The benefits of a Roth IRA
In contrast to a traditional IRA, contributions to a Roth IRA are not tax deductible, however all earnings and withdrawals from a Roth are tax free and there are no minimum required distributions from a Roth during the lifetime of the original owner. As a result, Roths are a particularly good way to save for retirement or for the benefit of heirs.
Individuals can contribute 100% of their earned income, up to $5,500 ($6,500 for those over 50) to either a Roth or traditional IRA, although those over 70-1/2 years old cannot contribute to a traditional IRA. Contributions to a Roth IRA are limited to those with a modified adjusted gross income (MAGI) below $133,000 for single individual and $196,000 for those filing jointly. Income limitations are even lower for a traditional tax-deductible IRA
The income limitation presents a problem for some taxpayers who would like to contribute to a Roth since those with incomes above the limitations are not eligible to contribute to either a Roth or a traditional tax-deductible IRA. In contrast, there are no income limits for contributing to a non deductible IRA.
Since there are no income limitations on the conversion of a non-deductible IRA to a Roth IRA, that opens a “back-door” for taxpayers who exceed those income limitations. Specifically they may first make a contribution to a non-deductible IRA and then convert this to a Roth. If the taxpayer has no other traditional IRA’s the only tax due is from any gain on investments in the non-deductible IRA before it is converted to a Roth.
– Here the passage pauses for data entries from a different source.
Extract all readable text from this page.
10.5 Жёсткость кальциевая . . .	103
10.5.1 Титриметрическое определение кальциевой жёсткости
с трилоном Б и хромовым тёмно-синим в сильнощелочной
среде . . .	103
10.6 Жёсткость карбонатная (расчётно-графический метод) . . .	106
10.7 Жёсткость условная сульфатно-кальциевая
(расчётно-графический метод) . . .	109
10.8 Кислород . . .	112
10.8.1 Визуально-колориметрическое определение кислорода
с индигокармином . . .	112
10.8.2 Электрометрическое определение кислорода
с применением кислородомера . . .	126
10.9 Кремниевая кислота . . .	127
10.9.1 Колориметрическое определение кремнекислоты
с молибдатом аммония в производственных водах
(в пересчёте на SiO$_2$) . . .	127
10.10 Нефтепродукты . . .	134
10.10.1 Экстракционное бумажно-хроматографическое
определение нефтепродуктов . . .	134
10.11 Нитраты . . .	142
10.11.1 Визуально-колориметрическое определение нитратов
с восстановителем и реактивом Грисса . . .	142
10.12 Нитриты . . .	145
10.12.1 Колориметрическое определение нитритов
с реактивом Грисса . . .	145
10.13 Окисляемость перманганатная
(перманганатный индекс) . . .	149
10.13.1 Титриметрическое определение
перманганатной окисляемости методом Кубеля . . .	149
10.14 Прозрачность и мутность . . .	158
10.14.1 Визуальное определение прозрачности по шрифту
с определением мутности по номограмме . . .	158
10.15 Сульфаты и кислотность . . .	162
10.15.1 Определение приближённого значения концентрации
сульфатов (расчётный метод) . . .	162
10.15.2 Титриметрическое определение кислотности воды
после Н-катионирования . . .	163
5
It is possible for an individual to do a “backdoor” Roth contribution every year and build up a reasonable sized Roth IRA which will never be taxed.
One important caveat is that if the taxpayer also has traditional pre-tax IRAs, then IRS “pro-rata” rule limits will result in taxes on the conversion. This means that the IRS looks at the total of all your IRA’s combined and the proportion of that money that has not yet been taxed. For example, if you have a combined total of $100,000 in both traditional deductible and non-deductible IRA’s, and $75,000 (75%) of that is in traditional tax deductible IRA’s, then 75% of any conversion will be taxed.
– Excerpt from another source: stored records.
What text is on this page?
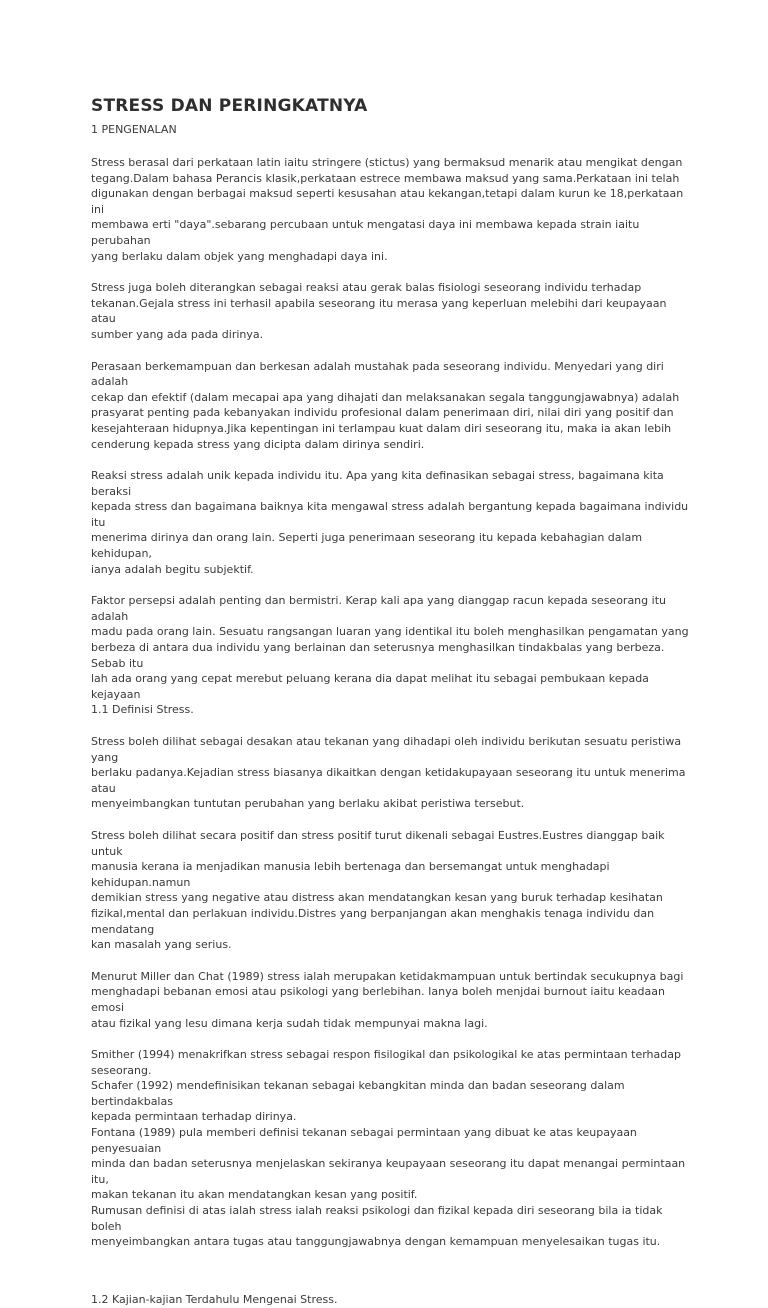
STRESS DAN PERINGKATNYA
1 PENGENALAN
Stress berasal dari perkataan latin iaitu stringere (stictus) yang bermaksud menarik atau mengikat dengan
tegang.Dalam bahasa Perancis klasik,perkataan estrece membawa maksud yang sama.Perkataan ini telah
digunakan dengan berbagai maksud seperti kesusahan atau kekangan,tetapi dalam kurun ke 18,perkataan ini
membawa erti "daya".sebarang percubaan untuk mengatasi daya ini membawa kepada strain iaitu perubahan
yang berlaku dalam objek yang menghadapi daya ini.
Stress juga boleh diterangkan sebagai reaksi atau gerak balas fisiologi seseorang individu terhadap
tekanan.Gejala stress ini terhasil apabila seseorang itu merasa yang keperluan melebihi dari keupayaan atau
sumber yang ada pada dirinya.
Perasaan berkemampuan dan berkesan adalah mustahak pada seseorang individu. Menyedari yang diri adalah
cekap dan efektif (dalam mecapai apa yang dihajati dan melaksanakan segala tanggungjawabnya) adalah
prasyarat penting pada kebanyakan individu profesional dalam penerimaan diri, nilai diri yang positif dan
kesejahteraan hidupnya.Jika kepentingan ini terlampau kuat dalam diri seseorang itu, maka ia akan lebih
cenderung kepada stress yang dicipta dalam dirinya sendiri.
Reaksi stress adalah unik kepada individu itu. Apa yang kita definasikan sebagai stress, bagaimana kita beraksi
kepada stress dan bagaimana baiknya kita mengawal stress adalah bergantung kepada bagaimana individu itu
menerima dirinya dan orang lain. Seperti juga penerimaan seseorang itu kepada kebahagian dalam kehidupan,
ianya adalah begitu subjektif.
Faktor persepsi adalah penting dan bermistri. Kerap kali apa yang dianggap racun kepada seseorang itu adalah
madu pada orang lain. Sesuatu rangsangan luaran yang identikal itu boleh menghasilkan pengamatan yang
berbeza di antara dua individu yang berlainan dan seterusnya menghasilkan tindakbalas yang berbeza. Sebab itu
lah ada orang yang cepat merebut peluang kerana dia dapat melihat itu sebagai pembukaan kepada kejayaan
1.1 Definisi Stress.
Stress boleh dilihat sebagai desakan atau tekanan yang dihadapi oleh individu berikutan sesuatu peristiwa yang
berlaku padanya.Kejadian stress biasanya dikaitkan dengan ketidakupayaan seseorang itu untuk menerima atau
menyeimbangkan tuntutan perubahan yang berlaku akibat peristiwa tersebut.
Stress boleh dilihat secara positif dan stress positif turut dikenali sebagai Eustres.Eustres dianggap baik untuk
manusia kerana ia menjadikan manusia lebih bertenaga dan bersemangat untuk menghadapi kehidupan.namun
demikian stress yang negative atau distress akan mendatangkan kesan yang buruk terhadap kesihatan
fizikal,mental dan perlakuan individu.Distres yang berpanjangan akan menghakis tenaga individu dan mendatang
kan masalah yang serius.
Menurut Miller dan Chat (1989) stress ialah merupakan ketidakmampuan untuk bertindak secukupnya bagi
menghadapi bebanan emosi atau psikologi yang berlebihan. Ianya boleh menjdai burnout iaitu keadaan emosi
atau fizikal yang lesu dimana kerja sudah tidak mempunyai makna lagi.
Smither (1994) menakrifkan stress sebagai respon fisilogikal dan psikologikal ke atas permintaan terhadap
seseorang.
Schafer (1992) mendefinisikan tekanan sebagai kebangkitan minda dan badan seseorang dalam bertindakbalas
kepada permintaan terhadap dirinya.
Fontana (1989) pula memberi definisi tekanan sebagai permintaan yang dibuat ke atas keupayaan penyesuaian
minda dan badan seterusnya menjelaskan sekiranya keupayaan seseorang itu dapat menangai permintaan itu,
makan tekanan itu akan mendatangkan kesan yang positif.
Rumusan definisi di atas ialah stress ialah reaksi psikologi dan fizikal kepada diri seseorang bila ia tidak boleh
menyeimbangkan antara tugas atau tanggungjawabnya dengan kemampuan menyelesaikan tugas itu.
1.2 Kajian-kajian Terdahulu Mengenai Stress.
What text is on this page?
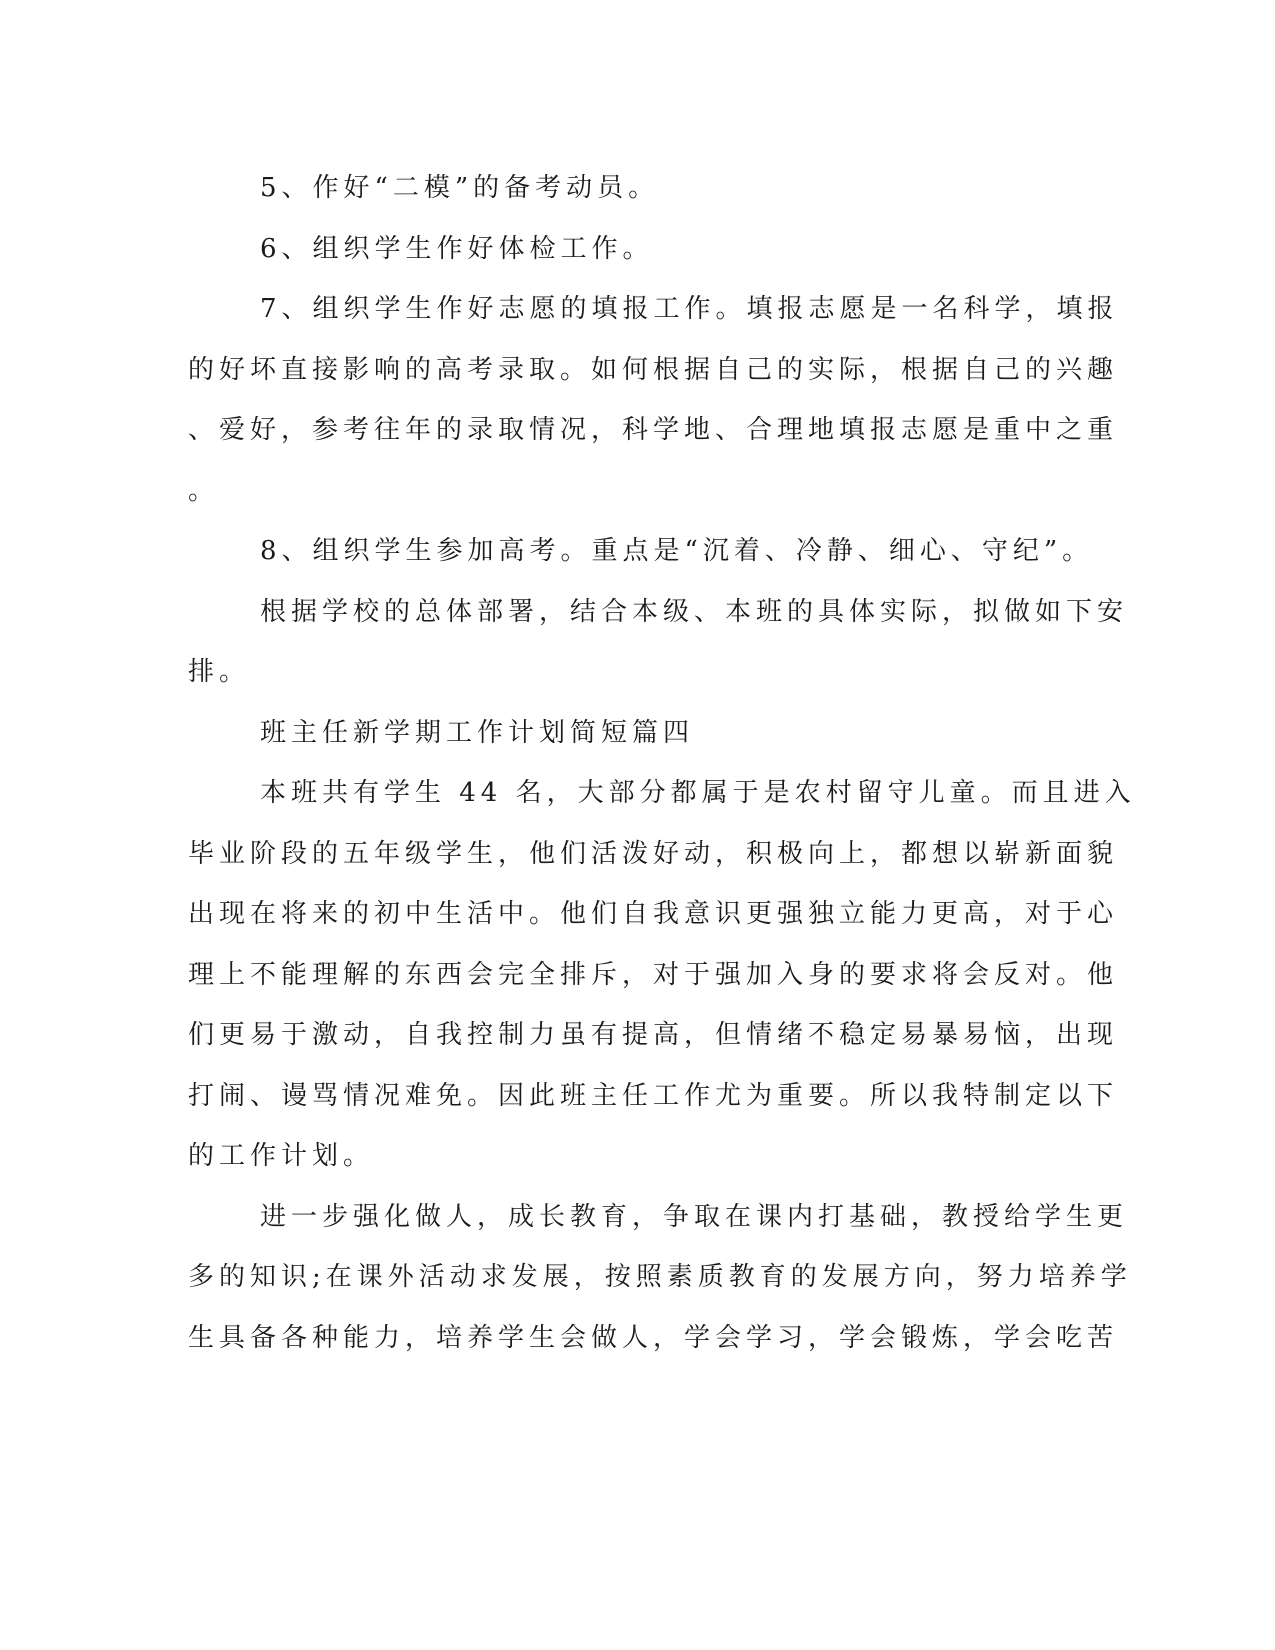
5、作好“二模”的备考动员。

6、组织学生作好体检工作。

7、组织学生作好志愿的填报工作。填报志愿是一名科学，填报

的好坏直接影响的高考录取。如何根据自己的实际，根据自己的兴趣

、爱好，参考往年的录取情况，科学地、合理地填报志愿是重中之重

。

8、组织学生参加高考。重点是“沉着、冷静、细心、守纪”。

根据学校的总体部署，结合本级、本班的具体实际，拟做如下安

排。

班主任新学期工作计划简短篇四

本班共有学生 44 名，大部分都属于是农村留守儿童。而且进入

毕业阶段的五年级学生，他们活泼好动，积极向上，都想以崭新面貌

出现在将来的初中生活中。他们自我意识更强独立能力更高，对于心

理上不能理解的东西会完全排斥，对于强加入身的要求将会反对。他

们更易于激动，自我控制力虽有提高，但情绪不稳定易暴易恼，出现

打闹、谩骂情况难免。因此班主任工作尤为重要。所以我特制定以下

的工作计划。

进一步强化做人，成长教育，争取在课内打基础，教授给学生更

多的知识;在课外活动求发展，按照素质教育的发展方向，努力培养学

生具备各种能力，培养学生会做人，学会学习，学会锻炼，学会吃苦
Yet, if the taxpayer’s 401K plan allows, it may be possible to move traditional IRA’s to their 401K plan and then contribute to a non-deductible IRA and subsequently convert the non-deductible IRA to a Roth IRA.
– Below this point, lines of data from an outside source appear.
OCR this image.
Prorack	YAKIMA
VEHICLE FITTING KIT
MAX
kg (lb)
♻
A second caveat is that the Tax Court recognizes a “step transaction doctrine” which rules that separate transactions, even if legally done, can be viewed as a single integrated transaction. To minimize the possibility that the IRS would take that position and disallow the Roth conversion, most experts recommend allowing a reasonable amount of time between contributing to a non-deductible IRA and the subsequent conversion to a Roth and consulting a tax expert. While most tax experts are hesitant to specify a specific period of time, occasionally a period of six months or longer is mentioned.
The Benefits Can Justify the Inconvenience
Although having to use the “backdoor “is not particularly convenient, the benefits of contributing to a Roth are significant. Under current tax laws, a Roth will never be taxed and since there are no minimum distributions required during the owners lifetime, the entire amount can be passed down to beneficiaries after death and not be subject to income taxes.
Of course IRS rules are always subject to change, so it is not possible to determine how long this opportunity will continue to exist. 2017 is especially uncertain since tax reform is a top priority of the current administration.